「んで、太宰はどうして自殺しようとしていたの?」
「あの、だから、太宰は勘弁してもらってもいいですか?」
「あ、分かった。太宰の真似をしようとしたんでしょ?でも、本当に太宰の真似をするなら飛び降りじゃなくて入水自殺じゃなきゃ。それに、素敵な愛人を連れていないと完全なるオマージュとはいかないよ」
「いや、オマージュをしようとしたわけじゃなくて、本当に、死のうと思っていたんです」
俯き気味に言った僕の視界に、彼女の顔が少しだけ映った。
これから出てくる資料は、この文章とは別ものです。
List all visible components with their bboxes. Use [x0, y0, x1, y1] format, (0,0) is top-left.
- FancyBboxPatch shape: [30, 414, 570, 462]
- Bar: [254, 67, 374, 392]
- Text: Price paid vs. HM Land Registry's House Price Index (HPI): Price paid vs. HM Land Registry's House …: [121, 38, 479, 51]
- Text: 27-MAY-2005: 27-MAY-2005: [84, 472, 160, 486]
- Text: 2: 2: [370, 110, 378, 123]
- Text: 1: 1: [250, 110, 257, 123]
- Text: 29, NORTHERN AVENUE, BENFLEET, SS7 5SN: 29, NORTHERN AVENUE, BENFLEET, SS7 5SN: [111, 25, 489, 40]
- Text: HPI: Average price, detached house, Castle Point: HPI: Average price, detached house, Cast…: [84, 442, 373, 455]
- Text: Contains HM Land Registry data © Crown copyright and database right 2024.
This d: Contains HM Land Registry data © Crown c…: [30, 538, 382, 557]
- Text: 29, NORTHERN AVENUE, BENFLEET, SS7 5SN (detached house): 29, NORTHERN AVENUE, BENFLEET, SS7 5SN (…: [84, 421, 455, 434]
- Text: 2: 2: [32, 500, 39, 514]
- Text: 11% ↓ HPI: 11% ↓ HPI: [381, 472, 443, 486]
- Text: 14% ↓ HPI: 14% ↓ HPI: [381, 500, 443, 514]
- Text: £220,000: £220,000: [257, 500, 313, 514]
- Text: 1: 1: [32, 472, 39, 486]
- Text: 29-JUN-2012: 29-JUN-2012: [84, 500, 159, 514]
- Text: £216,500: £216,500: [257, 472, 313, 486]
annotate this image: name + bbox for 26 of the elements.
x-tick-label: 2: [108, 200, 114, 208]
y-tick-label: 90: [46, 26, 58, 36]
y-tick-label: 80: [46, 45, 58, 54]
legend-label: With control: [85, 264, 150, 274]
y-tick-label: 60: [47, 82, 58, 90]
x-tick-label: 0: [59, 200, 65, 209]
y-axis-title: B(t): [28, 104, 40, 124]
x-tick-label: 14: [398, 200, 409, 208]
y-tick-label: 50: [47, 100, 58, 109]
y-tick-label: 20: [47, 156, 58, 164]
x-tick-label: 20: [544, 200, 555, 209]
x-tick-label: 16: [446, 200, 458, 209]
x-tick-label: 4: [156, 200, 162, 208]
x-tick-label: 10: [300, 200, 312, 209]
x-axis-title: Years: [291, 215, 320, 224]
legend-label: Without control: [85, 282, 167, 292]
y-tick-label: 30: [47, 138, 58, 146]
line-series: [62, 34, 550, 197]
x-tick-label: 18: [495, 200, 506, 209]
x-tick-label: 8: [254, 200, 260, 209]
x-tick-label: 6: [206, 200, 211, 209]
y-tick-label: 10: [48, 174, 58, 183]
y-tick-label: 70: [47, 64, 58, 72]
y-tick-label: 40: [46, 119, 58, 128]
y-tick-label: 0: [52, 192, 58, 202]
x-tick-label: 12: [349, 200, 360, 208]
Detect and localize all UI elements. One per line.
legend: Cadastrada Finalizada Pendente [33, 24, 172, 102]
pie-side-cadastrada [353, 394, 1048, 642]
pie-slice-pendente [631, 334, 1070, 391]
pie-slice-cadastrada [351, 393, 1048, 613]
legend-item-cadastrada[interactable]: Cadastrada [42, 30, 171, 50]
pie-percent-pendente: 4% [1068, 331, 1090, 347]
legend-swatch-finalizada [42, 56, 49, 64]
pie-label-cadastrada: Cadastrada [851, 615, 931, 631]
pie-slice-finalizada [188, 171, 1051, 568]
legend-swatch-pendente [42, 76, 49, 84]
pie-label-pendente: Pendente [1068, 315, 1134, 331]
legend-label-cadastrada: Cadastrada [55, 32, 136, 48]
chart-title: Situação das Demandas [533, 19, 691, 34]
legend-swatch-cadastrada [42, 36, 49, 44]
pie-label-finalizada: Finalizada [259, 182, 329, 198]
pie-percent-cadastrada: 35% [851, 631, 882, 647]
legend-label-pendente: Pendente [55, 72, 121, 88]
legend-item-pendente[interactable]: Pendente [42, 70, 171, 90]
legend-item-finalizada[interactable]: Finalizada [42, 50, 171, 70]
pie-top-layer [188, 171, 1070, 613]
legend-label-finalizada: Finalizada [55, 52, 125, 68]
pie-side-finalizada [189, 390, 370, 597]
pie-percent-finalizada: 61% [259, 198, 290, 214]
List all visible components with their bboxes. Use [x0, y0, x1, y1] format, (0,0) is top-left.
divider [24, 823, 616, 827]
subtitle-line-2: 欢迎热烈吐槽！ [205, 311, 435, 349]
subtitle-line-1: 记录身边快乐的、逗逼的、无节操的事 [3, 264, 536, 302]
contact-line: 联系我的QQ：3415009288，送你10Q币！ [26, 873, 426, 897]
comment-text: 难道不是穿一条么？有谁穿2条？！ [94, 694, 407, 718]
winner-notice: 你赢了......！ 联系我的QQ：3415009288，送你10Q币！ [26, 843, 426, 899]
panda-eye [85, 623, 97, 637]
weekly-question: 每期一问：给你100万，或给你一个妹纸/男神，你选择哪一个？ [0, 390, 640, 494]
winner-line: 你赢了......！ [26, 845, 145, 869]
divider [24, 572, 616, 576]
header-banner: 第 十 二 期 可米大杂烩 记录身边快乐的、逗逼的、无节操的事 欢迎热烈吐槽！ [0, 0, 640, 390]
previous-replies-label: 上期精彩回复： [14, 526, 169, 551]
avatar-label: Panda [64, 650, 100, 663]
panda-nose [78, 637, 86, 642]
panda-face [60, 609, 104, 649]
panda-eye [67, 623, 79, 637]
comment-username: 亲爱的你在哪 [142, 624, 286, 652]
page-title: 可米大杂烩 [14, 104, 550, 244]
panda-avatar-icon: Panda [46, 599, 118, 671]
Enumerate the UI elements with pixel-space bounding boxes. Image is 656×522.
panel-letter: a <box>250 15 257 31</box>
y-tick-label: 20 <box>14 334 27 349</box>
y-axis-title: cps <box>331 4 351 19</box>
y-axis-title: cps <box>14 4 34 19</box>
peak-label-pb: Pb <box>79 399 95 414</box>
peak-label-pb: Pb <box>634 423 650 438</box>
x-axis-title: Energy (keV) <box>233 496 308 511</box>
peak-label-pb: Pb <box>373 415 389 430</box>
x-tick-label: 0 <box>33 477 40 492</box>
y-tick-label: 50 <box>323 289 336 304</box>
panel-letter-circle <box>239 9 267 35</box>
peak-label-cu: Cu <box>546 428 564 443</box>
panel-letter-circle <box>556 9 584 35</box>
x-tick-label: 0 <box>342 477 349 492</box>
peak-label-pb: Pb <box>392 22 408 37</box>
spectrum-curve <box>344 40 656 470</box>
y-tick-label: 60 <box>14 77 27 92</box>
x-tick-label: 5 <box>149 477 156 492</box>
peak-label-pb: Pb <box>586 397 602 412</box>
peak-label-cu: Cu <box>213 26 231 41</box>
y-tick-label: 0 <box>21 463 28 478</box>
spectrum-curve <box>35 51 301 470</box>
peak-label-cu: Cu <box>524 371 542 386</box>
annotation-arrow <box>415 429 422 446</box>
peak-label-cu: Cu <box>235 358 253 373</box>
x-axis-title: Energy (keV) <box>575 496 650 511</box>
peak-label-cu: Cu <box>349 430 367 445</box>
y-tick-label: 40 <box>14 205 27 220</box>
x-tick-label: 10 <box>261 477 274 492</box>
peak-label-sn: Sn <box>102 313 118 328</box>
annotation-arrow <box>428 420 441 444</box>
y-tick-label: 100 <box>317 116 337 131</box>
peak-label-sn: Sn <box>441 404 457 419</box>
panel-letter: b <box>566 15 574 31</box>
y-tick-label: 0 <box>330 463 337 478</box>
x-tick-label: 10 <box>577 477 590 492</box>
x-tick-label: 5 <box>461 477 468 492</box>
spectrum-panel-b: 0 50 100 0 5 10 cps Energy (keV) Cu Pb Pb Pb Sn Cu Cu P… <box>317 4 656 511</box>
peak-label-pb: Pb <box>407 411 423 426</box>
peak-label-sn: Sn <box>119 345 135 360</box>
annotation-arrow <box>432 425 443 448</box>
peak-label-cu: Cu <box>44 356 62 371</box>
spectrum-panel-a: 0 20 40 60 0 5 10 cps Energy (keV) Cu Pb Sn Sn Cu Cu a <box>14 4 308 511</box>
想像に反して、彼女は落ち着いた表情をしていた。「ふーん、じゃあ、まあ、座りなよ」と彼女は言った。僕は彼女に従った。
「自殺をしようとしたのは、文章を書いても太宰のようになれなかったからってこと?」
彼女はコンビニ袋からまた缶ビールを取り出し、プルタブを引いた。『太宰』という呼び名についてはやはり羞恥心が芽生えたものの、もうどうでもいいような気持ちになっていた。どうせ何を言っても彼女は僕を太宰と呼び続けるのだろう。
「はい。太宰のようになろうと思っても、僕の文章は一向に評価されなくて、嫌気が指して」
話しながら僕は何だか気恥ずかしくなり、一口ビールを飲んだ。まるで油を飲んでいるみたいに、胃の中が重たくなった。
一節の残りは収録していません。